機序解析: Senescence は SA-β-Gal 染色 (Sigma CS0030、随機 5-6 視野 blue cell counting + flow cytometry BioVision K991) + p21 Western blot で評価。Autophagy は LC3B II/I 比 (CST 3868) + phospho-ULK1-Ser555 (CST 5869、AMPK 下流標的)。AMPK 活性は phospho-AMPK-Thr172 (CST 2535)。p53 軸は phospho-p53-Ser15 (CST 9284) + phospho-MDM2-Ser166 (CST 3521) + total p53 (CST 2524 mouse、SC 47698 human)。ROS は CellROX Green (Thermo Fisher C10444、5 μmol/L 30 分、flow cytometry FL1)。

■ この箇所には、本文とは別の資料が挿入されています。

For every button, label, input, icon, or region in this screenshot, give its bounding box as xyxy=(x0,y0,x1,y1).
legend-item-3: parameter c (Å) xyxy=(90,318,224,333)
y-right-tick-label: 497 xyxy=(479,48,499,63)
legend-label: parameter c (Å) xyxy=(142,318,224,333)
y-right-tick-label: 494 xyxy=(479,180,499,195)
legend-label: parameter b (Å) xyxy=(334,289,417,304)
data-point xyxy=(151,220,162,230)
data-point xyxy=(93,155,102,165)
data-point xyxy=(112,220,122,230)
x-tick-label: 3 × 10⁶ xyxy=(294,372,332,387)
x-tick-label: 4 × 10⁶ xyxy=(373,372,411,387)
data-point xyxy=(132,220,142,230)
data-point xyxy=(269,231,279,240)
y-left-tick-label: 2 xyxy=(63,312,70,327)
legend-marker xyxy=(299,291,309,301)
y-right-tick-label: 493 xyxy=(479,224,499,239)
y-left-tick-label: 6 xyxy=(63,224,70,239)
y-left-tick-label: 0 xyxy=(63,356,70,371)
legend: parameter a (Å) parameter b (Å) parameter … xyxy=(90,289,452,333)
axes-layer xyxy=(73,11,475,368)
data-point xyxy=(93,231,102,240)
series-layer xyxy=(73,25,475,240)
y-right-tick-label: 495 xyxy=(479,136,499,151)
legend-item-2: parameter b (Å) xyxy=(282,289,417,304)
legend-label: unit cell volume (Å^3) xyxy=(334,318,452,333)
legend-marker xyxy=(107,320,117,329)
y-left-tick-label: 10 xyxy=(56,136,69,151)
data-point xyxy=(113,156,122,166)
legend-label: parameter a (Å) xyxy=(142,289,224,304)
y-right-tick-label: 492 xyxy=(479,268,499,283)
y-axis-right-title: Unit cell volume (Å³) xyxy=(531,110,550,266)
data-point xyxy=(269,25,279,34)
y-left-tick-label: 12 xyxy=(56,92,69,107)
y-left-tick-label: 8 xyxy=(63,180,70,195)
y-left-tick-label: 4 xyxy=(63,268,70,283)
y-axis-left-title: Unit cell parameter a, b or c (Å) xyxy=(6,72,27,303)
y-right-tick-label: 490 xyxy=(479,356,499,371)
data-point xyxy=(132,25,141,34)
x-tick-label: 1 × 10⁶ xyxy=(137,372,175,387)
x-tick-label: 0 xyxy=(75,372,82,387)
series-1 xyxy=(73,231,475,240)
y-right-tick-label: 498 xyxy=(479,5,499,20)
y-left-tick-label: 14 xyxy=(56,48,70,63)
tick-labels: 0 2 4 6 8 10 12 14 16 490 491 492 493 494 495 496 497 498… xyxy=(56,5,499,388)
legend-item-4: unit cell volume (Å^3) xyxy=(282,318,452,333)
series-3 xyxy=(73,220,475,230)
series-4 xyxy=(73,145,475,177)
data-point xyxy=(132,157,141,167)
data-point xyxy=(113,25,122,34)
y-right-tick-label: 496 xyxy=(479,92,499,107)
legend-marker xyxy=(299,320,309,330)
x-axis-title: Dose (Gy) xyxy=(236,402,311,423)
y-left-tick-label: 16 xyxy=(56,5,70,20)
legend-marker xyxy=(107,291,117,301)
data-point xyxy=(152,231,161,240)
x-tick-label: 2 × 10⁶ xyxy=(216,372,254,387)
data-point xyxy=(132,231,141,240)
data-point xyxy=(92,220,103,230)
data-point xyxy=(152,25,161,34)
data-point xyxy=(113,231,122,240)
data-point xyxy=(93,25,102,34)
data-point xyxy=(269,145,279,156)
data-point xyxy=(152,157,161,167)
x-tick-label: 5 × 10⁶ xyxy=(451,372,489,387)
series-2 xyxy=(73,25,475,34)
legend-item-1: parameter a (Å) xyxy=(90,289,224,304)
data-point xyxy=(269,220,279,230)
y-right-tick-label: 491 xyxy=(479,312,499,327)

Syngeneic マウス実験: 8-10 週齢 male 129S background mice (Jackson Lab)。LKR13-Lkb1-KO または scrambled control 細胞 5×10⁵ を s.c. 右大腿に注入、腫瘍径 10 mm で 6 群にランダム化 (control / chemoradiation / trametinib / chemoradiation+trametinib / HCQ / HCQ+chemoradiation+trametinib、各群 n=6-10)。Chemotherapy: paclitaxel 10 mg/kg + carboplatin 30 mg/kg i.p. day 1、Radiotherapy: 2 Gy × 5 daily (合計 10 Gy)、trametinib 2 mg/kg p.o. daily × 5、HCQ 60 mg/kg i.p. daily × 5。腫瘍体積 = 0.5×length×width²、週 2-3 回測定。肺転移は day 7 で 3 匹/群を犠牲死、H&E 3 切片/sample でカウント。

統計解析: 群間比較は Student’s t-test、生存比較は log-rank test、解析は SigmaPlot 10.0 と GraphPad Prism 7.0、有意水準 P <0.05。